Examen périodique universel: le Rwanda accepte 87 % des recommandations sur les droits humains
Le Rwanda a officiellement pris position sur les recommandations formulées dans le cadre du 4ᵉ cycle de l’Examen périodique universel (EPU) devant le Conseil des droits de l’homme des Nations unies. Sur les 286 recommandations lui adressées par la communauté internationale, 249 ont été soutenues, soit 87 %, tandis que 37 ont été notées, représentant 13 %.
Cette position officielle, rendue publique par le ministère de la Justice, définit les principaux engagements du gouvernement rwandais en matière de droits humains ainsi que les questions sur lesquelles le Rwanda maintient une position réservée.
249 recommandations soutenues
Les recommandations acceptées couvrent plusieurs domaines considérés comme prioritaires dans la poursuite des réformes nationales en matière de droits humains.
Sur le plan institutionnel et judiciaire, le Rwanda s’engage notamment à renforcer l’indépendance financière et opérationnelle de la Commission nationale des droits de la personne (CNDP), conformément aux Principes de Paris.
Le gouvernement entend également poursuivre les enquêtes impartiales concernant les allégations de disparitions forcées, de torture et d’exécutions extrajudiciaires.
Les conditions de détention figurent également parmi les domaines concernés.
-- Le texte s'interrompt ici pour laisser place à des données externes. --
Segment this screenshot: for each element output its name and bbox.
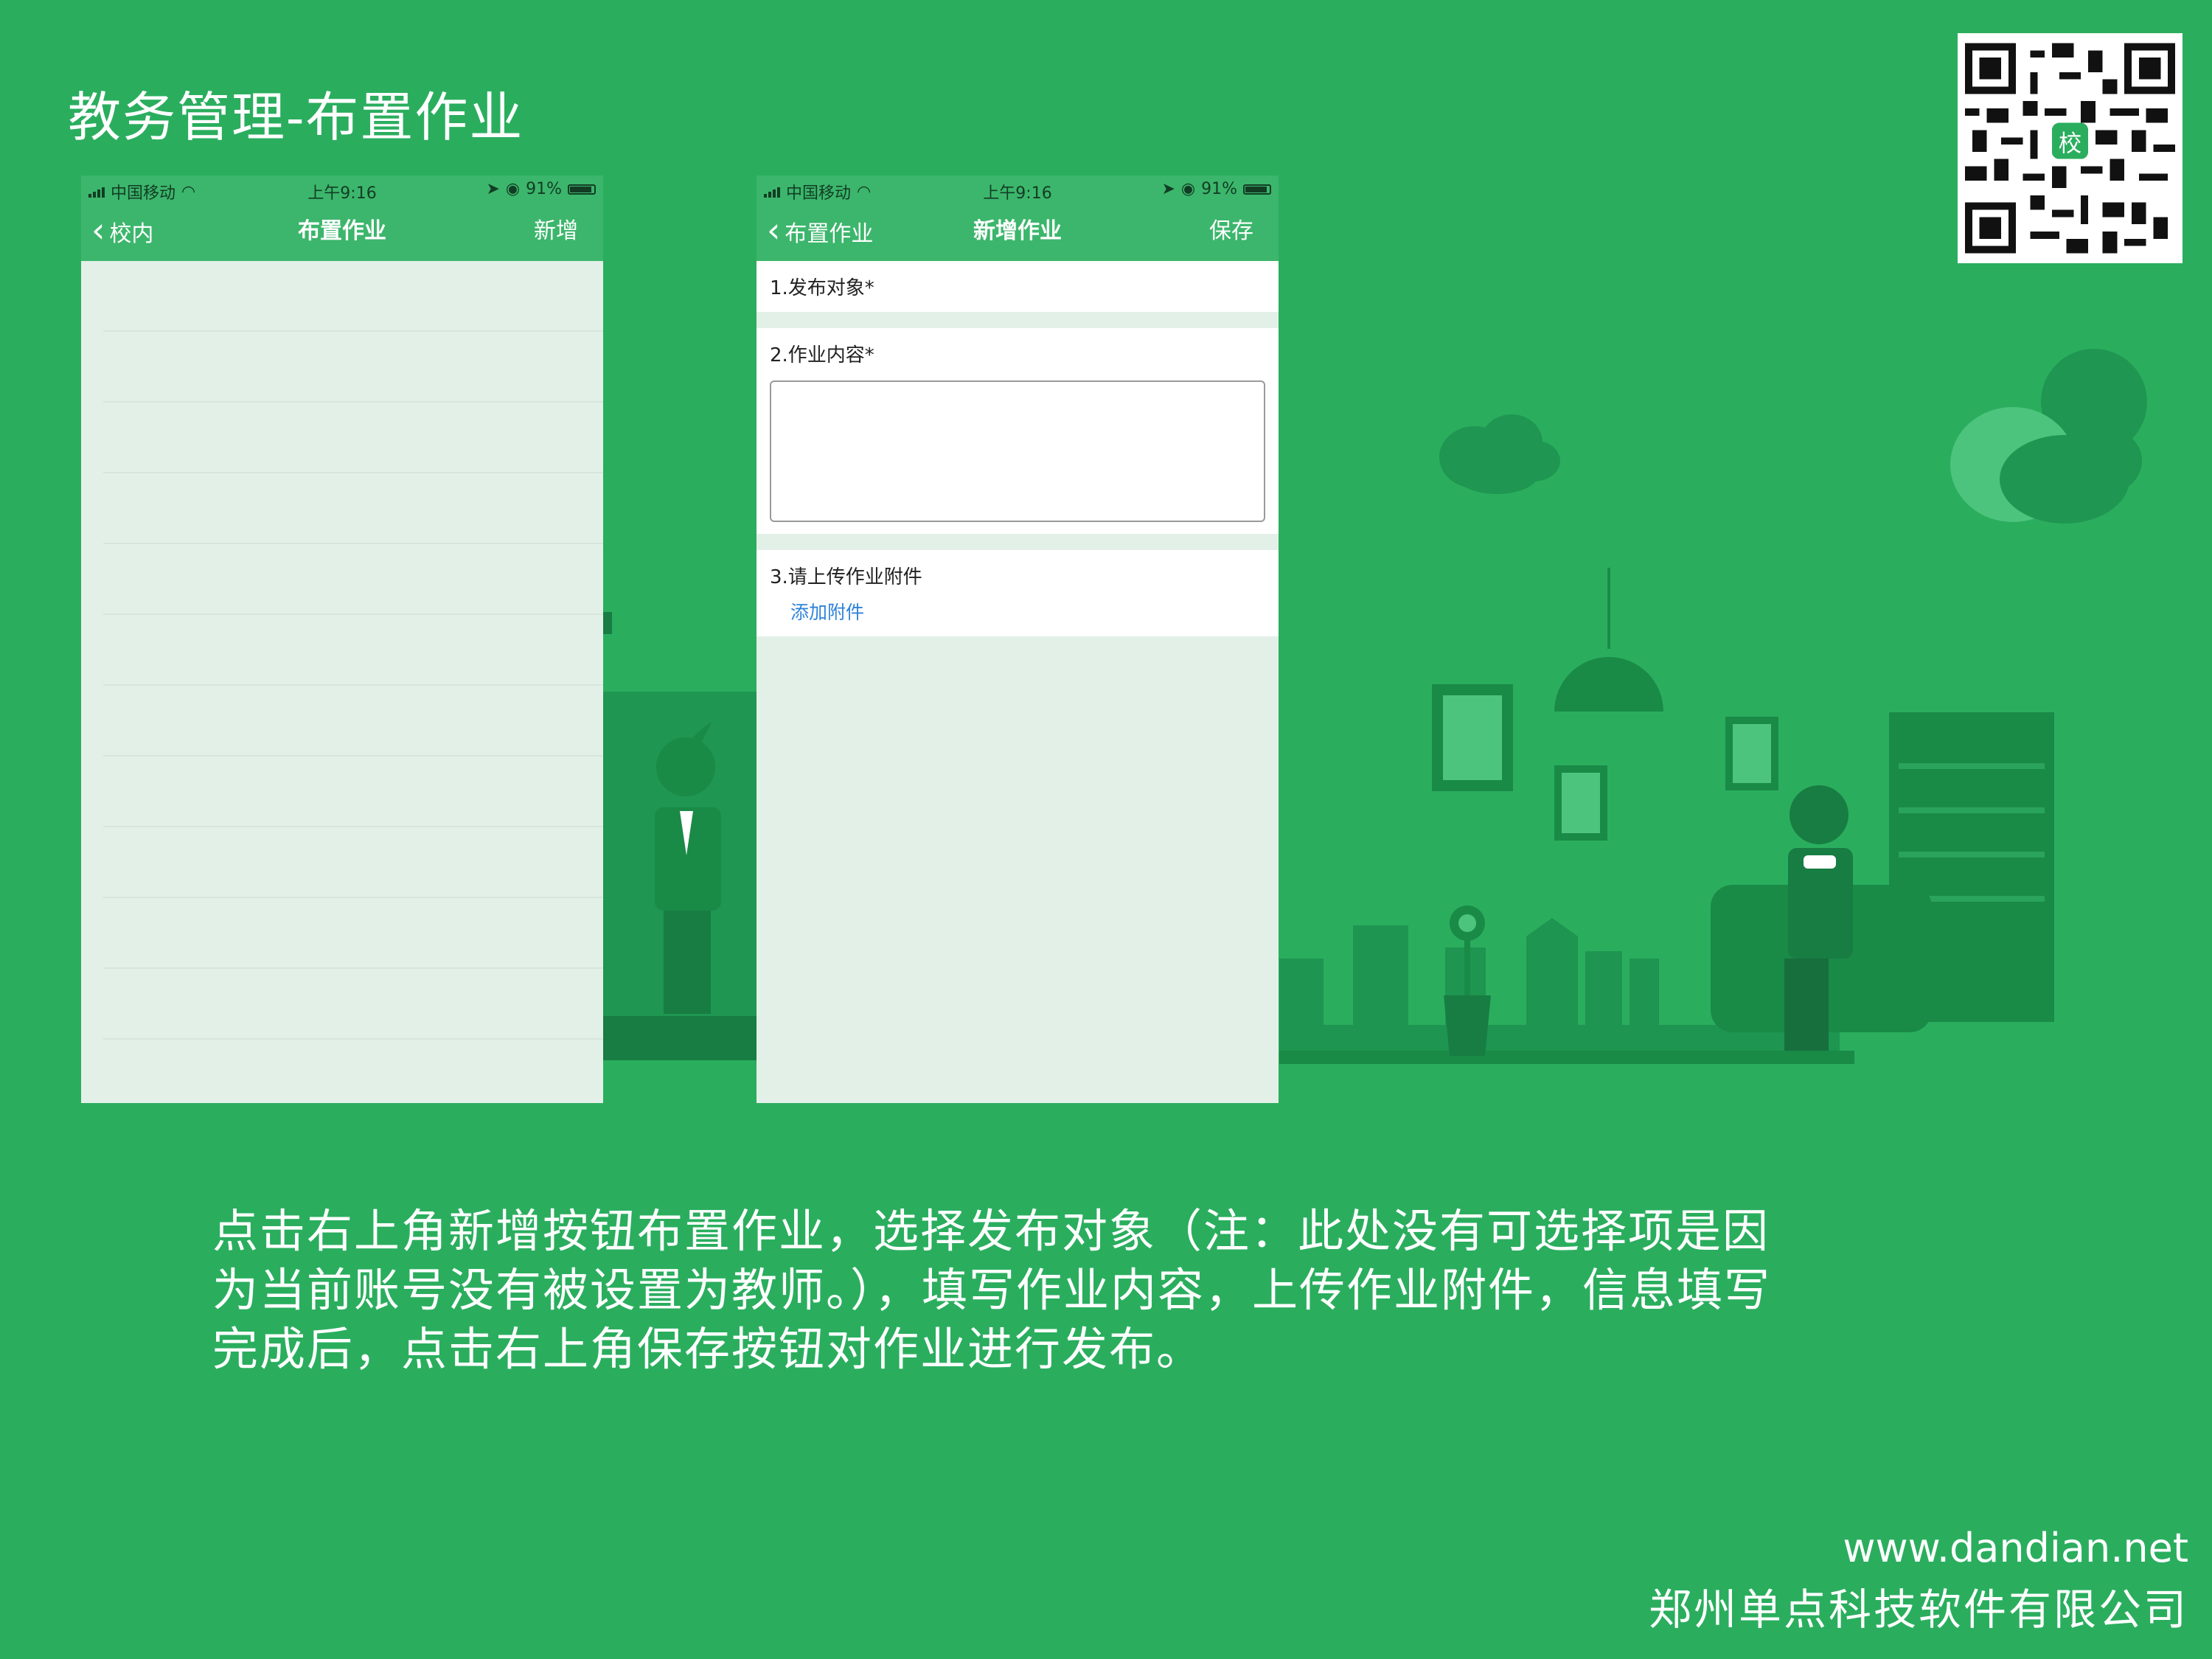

Les engagements portent notamment sur l’alignement des établissements pénitentiaires sur les Règles Nelson Mandela, le désengorgement des prisons et le recours accru aux peines alternatives à l’emprisonnement.
Libertés fondamentales et espace civique
Le Rwanda a également soutenu des recommandations portant sur les libertés fondamentales, notamment la liberté d’expression et de réunion.
Elles concernent aussi la révision et l’assouplissement de certains cadres légaux régissant les organisations non gouvernementales, les médias et les organisations religieuses, avec l’objectif annoncé de renforcer la protection des journalistes et des acteurs de la société civile.
Dans le domaine social, les engagements couvrent notamment les droits économiques, sociaux et culturels, la lutte contre la pauvreté, l’éradication du travail des enfants ainsi que l’amélioration de l’accès et de la qualité de l’éducation.
Le secteur de la santé figure également parmi les priorités, avec des engagements concernant la réforme du personnel de santé et la lutte contre certaines maladies, notamment le cancer du col de l’utérus.
Égalité des genres et inclusion
Le Rwanda a par ailleurs soutenu des recommandations relatives à l’autonomisation économique des femmes, particulièrement en milieu rural, à la lutte contre les violences basées sur le genre et à une meilleure inclusion des personnes en situation de handicap.
Ces engagements s’inscrivent dans la continuité des politiques publiques visant à renforcer l’égalité et l’accès aux droits pour les différentes catégories de la population.
37 recommandations notées
Sur les 37 recommandations restantes, le gouvernement rwandais a choisi la catégorie “notée”, ce qui signifie qu’elles ont été prises en considération sans constituer, à ce stade, un engagement d’acceptation et de mise en œuvre.
Il s’agit notamment de la ratification de plusieurs instruments internationaux, parmi lesquels le Statut de Rome instituant la Cour pénale internationale, la Convention internationale pour la protection de toutes les personnes contre les disparitions forcées, le Protocole facultatif se rapportant au Pacte international relatif aux droits civils et politiques ainsi que la Convention internationale sur la protection des droits de tous les travailleurs migrants et des membres de leur famille.
Les recommandations relatives aux questions de l’orientation sexuelle, de l’identité de genre et des caractéristiques sexuelles figurent également parmi celles notées. Le Rwanda ne s’engage notamment pas à adopter une législation spécifique dans ce domaine ou à instaurer un dispositif administratif particulier concernant les personnes transgenres.
Avortement et questions foncières
Le gouvernement rwandais maintient également une position réservée concernant les recommandations appelant à une dépénalisation totale et inconditionnelle de l’avortement.
D’autres recommandations notées portent sur les questions foncières, notamment celles relatives à l’attribution de titres fonciers ciblant spécifiquement la communauté Twa.
Le Rwanda a également réservé sa position sur certaines recommandations concernant les obligations extraterritoriales liées au conflit dans l’est de la République démocratique du Congo (RDC).